If you make under 5000.00  a year you can go through this company. 

www.bombainsurance.com 

After 5 grand you have to join either Soapmakers Guild or HBN to get insurance.


----------



## pink-north (Nov 13, 2007)

I checked out both of the sites, but they don't cover anyone residing in Canada. Which is a huge bummer. I asked the agent who covers my homeowners insurance and I'm trying to find something less costly. Are there any other Canadians out there with this dilema?


----------



## Tabitha (Nov 13, 2007)

Here is some info I posted to another thread:
*******************************************
Here is 1 company that offers insuarnace: The Soapmaker's Guild , membership cost with insurance will be $480. If you choose to increase the insurance coverage to $2 million, the additional cost is $55.00 

Here is another: Handmade Beauty Network membership is $100.00/year, insurance is $395.00 for one year for a total of $495.00. 

Here are a few more off the top of my head that cover bath & body: Consolidated Insurance, The Hartford (if you are over 50) & Benchmark Insurance. 

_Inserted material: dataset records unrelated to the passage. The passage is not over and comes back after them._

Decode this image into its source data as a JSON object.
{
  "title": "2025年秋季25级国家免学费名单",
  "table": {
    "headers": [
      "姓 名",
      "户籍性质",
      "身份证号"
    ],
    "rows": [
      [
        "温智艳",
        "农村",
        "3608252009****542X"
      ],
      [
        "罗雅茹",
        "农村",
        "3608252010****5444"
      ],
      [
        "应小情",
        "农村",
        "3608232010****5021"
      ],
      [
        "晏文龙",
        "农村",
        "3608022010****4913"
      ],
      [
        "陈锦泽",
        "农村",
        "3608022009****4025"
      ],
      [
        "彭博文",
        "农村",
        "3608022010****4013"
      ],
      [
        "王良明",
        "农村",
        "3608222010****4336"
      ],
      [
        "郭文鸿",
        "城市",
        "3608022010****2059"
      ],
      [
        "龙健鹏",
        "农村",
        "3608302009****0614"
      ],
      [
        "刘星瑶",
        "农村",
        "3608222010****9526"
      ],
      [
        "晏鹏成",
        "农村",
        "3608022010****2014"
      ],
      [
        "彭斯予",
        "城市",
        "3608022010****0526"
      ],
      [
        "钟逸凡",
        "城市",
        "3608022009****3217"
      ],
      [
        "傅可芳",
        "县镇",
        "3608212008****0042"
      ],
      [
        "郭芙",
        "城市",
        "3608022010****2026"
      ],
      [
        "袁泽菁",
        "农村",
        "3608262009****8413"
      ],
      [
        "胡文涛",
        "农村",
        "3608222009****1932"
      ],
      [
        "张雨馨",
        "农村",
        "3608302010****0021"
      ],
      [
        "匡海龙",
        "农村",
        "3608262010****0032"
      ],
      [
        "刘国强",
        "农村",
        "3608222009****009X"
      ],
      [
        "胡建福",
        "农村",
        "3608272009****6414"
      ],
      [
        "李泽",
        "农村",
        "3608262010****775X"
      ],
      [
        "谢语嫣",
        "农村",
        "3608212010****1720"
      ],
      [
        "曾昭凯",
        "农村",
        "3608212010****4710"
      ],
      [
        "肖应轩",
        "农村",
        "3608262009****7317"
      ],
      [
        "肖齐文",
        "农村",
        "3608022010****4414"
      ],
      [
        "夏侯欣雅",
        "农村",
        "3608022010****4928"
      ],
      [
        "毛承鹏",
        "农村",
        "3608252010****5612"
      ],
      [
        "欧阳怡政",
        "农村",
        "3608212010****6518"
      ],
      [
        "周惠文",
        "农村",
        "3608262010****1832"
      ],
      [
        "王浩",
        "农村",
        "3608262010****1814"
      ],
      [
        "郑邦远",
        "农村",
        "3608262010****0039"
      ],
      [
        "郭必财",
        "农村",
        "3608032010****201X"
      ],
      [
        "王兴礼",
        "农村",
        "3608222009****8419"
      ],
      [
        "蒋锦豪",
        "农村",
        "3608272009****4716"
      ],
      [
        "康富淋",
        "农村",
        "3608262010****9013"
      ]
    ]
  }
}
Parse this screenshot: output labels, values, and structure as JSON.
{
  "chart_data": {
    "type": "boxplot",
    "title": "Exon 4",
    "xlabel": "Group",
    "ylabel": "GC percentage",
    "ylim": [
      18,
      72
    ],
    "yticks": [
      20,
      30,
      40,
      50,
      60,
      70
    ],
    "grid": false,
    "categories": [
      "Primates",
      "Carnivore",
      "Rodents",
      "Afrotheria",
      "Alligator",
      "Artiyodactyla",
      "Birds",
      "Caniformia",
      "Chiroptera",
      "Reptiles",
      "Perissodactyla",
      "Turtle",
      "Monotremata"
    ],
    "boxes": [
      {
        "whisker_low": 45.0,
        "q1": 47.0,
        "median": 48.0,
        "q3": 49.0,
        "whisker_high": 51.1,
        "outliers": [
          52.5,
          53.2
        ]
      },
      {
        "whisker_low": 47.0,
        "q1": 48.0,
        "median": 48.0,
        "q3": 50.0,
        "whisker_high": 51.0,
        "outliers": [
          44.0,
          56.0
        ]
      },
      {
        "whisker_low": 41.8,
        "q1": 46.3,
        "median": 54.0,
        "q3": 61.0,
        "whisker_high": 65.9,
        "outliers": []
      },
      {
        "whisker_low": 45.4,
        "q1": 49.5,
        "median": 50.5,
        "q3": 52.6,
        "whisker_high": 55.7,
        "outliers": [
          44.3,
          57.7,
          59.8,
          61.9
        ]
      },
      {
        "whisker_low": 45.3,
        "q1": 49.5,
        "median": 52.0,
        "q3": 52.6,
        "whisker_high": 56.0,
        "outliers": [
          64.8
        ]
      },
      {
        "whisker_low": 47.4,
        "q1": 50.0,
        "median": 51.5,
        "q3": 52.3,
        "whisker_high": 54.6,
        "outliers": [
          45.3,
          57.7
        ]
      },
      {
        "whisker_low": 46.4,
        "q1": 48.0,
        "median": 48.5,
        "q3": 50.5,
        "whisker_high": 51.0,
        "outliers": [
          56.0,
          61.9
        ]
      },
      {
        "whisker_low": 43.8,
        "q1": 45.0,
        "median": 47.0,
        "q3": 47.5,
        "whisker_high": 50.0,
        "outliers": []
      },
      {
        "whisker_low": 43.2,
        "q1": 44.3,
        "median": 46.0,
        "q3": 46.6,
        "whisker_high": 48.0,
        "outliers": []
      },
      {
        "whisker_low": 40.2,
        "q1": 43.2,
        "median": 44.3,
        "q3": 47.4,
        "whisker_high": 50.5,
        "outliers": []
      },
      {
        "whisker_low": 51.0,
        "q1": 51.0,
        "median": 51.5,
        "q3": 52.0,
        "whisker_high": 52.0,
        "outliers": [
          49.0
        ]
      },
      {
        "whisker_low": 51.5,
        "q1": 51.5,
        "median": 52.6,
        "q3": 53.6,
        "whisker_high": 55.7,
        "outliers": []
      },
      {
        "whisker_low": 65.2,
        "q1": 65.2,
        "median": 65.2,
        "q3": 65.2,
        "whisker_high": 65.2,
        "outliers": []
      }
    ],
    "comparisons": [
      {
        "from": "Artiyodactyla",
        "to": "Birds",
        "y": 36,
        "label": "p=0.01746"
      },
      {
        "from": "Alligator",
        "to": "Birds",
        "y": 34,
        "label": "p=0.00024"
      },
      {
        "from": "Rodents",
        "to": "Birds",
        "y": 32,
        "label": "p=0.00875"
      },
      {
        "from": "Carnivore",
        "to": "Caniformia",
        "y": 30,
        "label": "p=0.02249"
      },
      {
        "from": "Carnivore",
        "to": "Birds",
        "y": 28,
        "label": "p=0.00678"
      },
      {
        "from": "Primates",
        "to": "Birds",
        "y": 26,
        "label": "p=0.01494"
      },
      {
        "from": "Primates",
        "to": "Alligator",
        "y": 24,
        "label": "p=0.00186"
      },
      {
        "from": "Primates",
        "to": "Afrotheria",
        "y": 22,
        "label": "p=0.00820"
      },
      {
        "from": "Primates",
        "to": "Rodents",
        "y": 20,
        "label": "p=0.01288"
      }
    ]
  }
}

Just make sure that buying insurance for a home based business does not cancel out your home owners insurance."
***************************************************
Smelli is right about bombain, they are $250.00 a year, right?


----------



## pink-north (Nov 13, 2007)

Thanks for the info and help guys, but the Soapmakers Guild will only insure me if I also  have and American address. This won't help me. I'm really trying to avoid $1,700.00/yr.    There must be something for us Canadians.


----------



## Guest (Nov 13, 2007)

WOW THAT IS HIGH! S H O O T !!!


----------



## pink-north (Nov 14, 2007)

I just got off the phone with my insurance agent turned broker and the best they could give me is $1,700.00/yr, but only if I do all my business in Canada. I wouldn't be covered for the U.S. or overseas.     I really don't want to do this without insurance. Does anyone have any ideas?


----------